Une quinzaine d’années plus tard, c’est au tour des Affaires de mettre Bonhomme à la une, tout sourire, pour célébrer sa ville qui, depuis Labeaume jusqu’à Bruno Marchand, a le vent dans les voiles. La capitale nationale, juste assez près géographiquement du pouvoir provincial pour le critiquer, n’a rien à envier à la métropole: «Montréal est ingouvernable. […] Le concept “une île, une ville” ne s’est jamais matérialisé. À Québec, on a une ville, on avance», a confié son maire-sourire à notre journaliste Dominique Talbot. Sans raviver une rivalité stérile, force est d’admettre que les problèmes semblent moins imposants «là où le fleuve se rétrécit» et qu’une alliance municipale serait plus à propos qu’un combat entre deux villes qui luttent à différentes échelles contre les mêmes maux.
La page couverture du roman de Roch Carrier et une affiche de propagande de la Première Guerre mondiale
«Entre ces deux villes, aucun pays ne vit en paix.» C’est ce qu’on pouvait lire à la fin mars dans le Globe and Mail, qui déplorait qu’entre Lviv (Ukraine) et Lahore (Pakistan), il y avait 6000 kilomètres et guerres tous azimuts.
J’ai donc une petite intuition, outre notre dossier sur la filière défense par Emmanuel Martinez, qui m’indique pourquoi j’ai plongé dernièrement dans La guerre, yes sir!. Ce roman carnavalesque de Roch Carrier, publié en 1968, met en fiction le rejet de l’enrôlement obligatoire des Canadiens français en 1942, le «yes sir» symbolisant ironiquement le refus catégorique de mourir pour un conflit qui n’est pas le sien. À ce propos, plusieurs analystes géopolitiques, à l’instar de François Normand, s’inquiètent du nombre croissant d’interconnexions entre les conflits. Et si le Canada demeure pour l’instant à l’abri, le sentiment que la guerre gagne du terrain partout ailleurs est difficile à ignorer.
Notre nation n’a pas été habituée au service militaire obligatoire. Quand nos élus se réunissent pour promouvoir la filière défense, y songent-ils? L’argent qu’on injecte dans cette industrie — pour oublier la filière batterie, profiter des mannes fédérales ou amadouer le président américain — indique qu’on souhaite affirmer un nouveau paradigme. Tout cela, en s’estimant naïvement encore loin du champ de bataille.

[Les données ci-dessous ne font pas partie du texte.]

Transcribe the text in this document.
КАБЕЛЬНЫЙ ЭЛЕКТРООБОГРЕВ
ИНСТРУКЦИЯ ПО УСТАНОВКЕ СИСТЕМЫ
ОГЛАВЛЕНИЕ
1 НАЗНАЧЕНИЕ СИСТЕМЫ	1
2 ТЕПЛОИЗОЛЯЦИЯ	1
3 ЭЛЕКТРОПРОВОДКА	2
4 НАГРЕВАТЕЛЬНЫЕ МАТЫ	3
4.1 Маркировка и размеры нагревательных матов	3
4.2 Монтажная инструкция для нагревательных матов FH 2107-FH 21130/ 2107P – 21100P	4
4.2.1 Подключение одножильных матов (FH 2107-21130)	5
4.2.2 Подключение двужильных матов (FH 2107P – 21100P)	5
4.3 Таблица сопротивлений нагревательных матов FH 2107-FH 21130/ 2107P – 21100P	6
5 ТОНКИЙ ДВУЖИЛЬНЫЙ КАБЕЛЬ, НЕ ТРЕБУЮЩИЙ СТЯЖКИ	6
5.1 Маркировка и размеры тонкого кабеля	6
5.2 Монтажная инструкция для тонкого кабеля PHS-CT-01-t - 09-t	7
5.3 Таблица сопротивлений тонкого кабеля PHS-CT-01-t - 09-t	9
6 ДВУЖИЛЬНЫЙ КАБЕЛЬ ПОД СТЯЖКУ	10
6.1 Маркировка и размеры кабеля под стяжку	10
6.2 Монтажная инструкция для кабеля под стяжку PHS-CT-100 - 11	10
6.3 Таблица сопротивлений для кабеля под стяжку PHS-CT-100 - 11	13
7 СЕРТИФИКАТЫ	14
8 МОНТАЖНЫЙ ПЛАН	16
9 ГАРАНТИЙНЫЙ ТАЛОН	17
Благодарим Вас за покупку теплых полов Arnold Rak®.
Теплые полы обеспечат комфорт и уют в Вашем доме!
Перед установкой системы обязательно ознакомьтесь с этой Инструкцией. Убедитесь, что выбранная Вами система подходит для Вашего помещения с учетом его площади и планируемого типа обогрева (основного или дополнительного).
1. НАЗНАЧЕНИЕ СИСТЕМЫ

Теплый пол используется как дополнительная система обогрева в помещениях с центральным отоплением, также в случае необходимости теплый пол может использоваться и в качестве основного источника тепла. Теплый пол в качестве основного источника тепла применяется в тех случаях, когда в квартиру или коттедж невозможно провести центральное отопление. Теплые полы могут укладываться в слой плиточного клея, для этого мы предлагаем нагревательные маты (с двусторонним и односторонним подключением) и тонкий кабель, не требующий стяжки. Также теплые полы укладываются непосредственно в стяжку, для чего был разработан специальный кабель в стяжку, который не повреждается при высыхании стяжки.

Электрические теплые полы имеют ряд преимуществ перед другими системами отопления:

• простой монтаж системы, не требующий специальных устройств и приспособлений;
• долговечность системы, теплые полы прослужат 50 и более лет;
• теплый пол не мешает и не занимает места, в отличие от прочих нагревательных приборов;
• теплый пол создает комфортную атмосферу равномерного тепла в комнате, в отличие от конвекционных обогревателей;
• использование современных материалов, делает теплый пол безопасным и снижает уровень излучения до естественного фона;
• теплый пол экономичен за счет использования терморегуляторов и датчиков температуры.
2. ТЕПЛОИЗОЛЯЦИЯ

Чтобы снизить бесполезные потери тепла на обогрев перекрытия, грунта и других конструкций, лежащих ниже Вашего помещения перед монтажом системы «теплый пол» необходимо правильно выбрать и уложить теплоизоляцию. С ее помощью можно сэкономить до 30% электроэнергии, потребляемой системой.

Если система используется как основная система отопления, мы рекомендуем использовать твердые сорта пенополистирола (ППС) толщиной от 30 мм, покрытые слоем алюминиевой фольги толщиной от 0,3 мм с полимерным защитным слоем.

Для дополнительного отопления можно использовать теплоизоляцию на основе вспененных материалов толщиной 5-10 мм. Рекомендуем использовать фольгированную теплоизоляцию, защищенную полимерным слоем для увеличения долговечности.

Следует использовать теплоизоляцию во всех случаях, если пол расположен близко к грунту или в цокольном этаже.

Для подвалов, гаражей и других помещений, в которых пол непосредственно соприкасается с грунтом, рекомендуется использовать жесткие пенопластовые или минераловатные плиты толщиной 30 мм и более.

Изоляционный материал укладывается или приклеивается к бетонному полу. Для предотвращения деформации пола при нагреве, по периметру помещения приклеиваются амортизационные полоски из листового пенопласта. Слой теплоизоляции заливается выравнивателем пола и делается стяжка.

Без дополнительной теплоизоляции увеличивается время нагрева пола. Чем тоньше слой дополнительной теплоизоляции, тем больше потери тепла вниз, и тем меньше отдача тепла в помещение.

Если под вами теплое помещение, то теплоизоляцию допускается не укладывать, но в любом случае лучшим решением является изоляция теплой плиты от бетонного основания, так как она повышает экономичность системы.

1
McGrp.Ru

L’ère du maintien de la paix est terminée. La ministre Mélanie Joly l’a dit aux Affaires en début d’année. Si le monde des affaires est all in pour la filière défense, il ne doit pas se surprendre que les conflits viennent à nous et demandent, comme pour les Ukrainiens ou les Libanais, des sacrifices si grands qu’ils pourraient nous faire perdre le sourire.